Wood: Alder hardwood.
Alder is considered a soft hardwood, but has a medium-density, making it both lightweight and strong. It has properties like stiffness, shock resistance, and low bending strength. It has the highest hardwood lumber grade, with an impressive 83% clear face. It is very durable and therefore is a good choice for cabinet doors. The grain is straight, and the texture is uniform.
A relative of birch, alder is almost white when freshly cut, but quickly changes with exposure to air, becoming light brown with a yellow or reddish tinge. Even though alder can be considered by some to be bland with no real character, it can be impressive when stained and lacquered. Stain sinks readily into its open pores, and little stain is required to reflect a different character. The open pores of alder also lend to the easy application of lacquer coats. Lacquer penetrates alder fast and hardens inside the pores to provide a glassy coating.

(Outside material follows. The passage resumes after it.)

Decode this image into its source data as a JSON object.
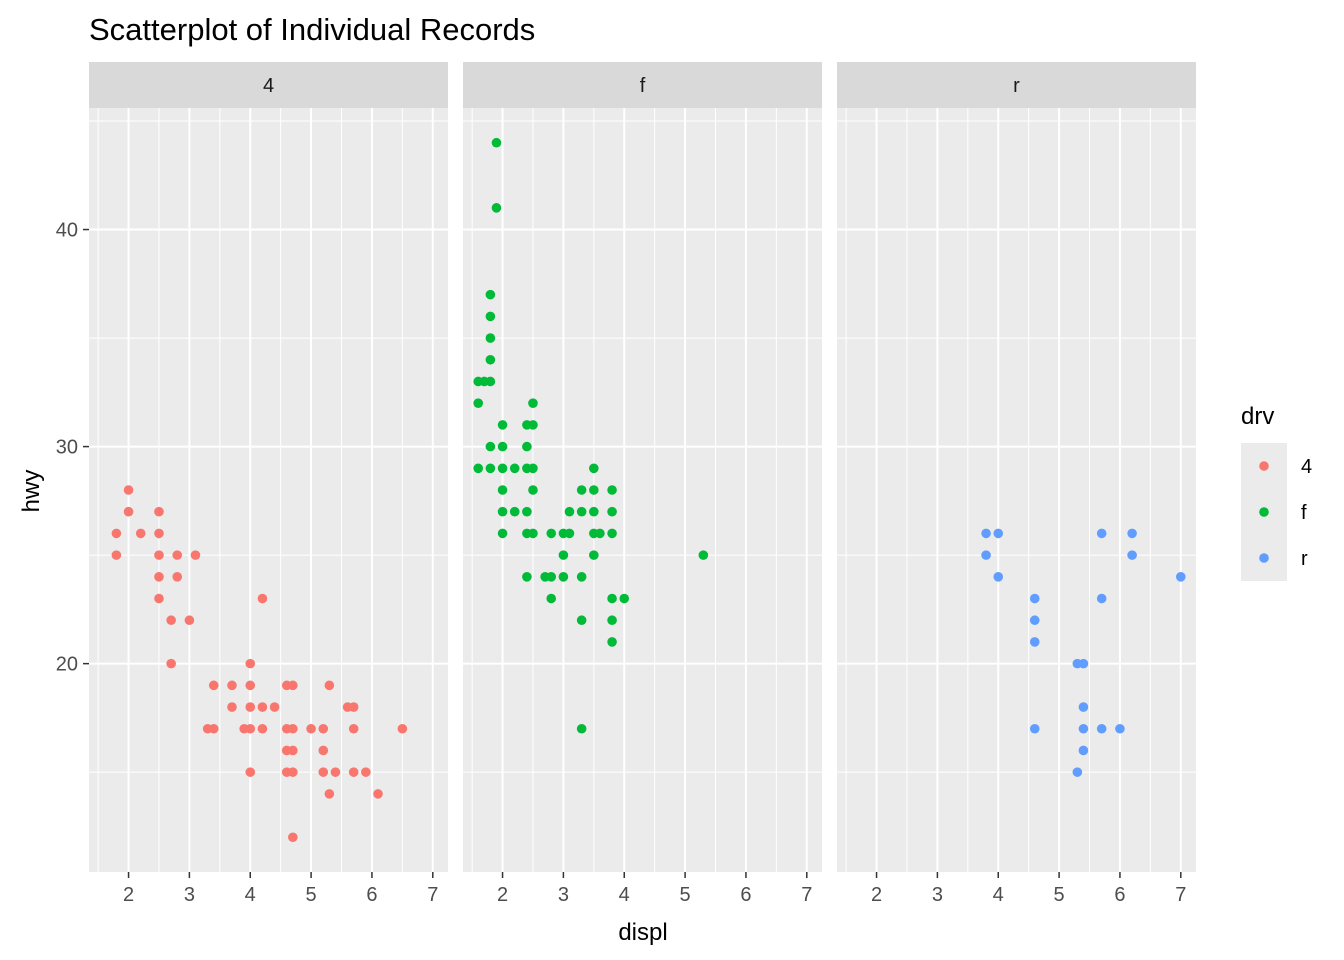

Alder trees grow exceptionally fast and quickly grow up to one meter (three feet) per year. In terms of sustainable forest management, forests that are dominated by Alder trees can be harvested more often through coppice forestry methods. Alder wood grows throughout most of the United States and is readily adaptable to most climatic regions in the country. Eight species of Alder are native to the United States. The ability to source high-quality hardwood lumber that can grow close to home is a great strategy to reduce the carbon footprint associated with the materials in your home.
Alder wood is a raw product of nature. The grain patterns, knots, and color variations give each piece a unique charm. We are unable to control the placement of knots, grain patterns, texture and the expansion and contraction of wood. Small seasonal splits are common.
Drawer Glides: Full-extension ball bearing drawer glides, 100# rating per pair.
Metal frames: Hand forged cast iron.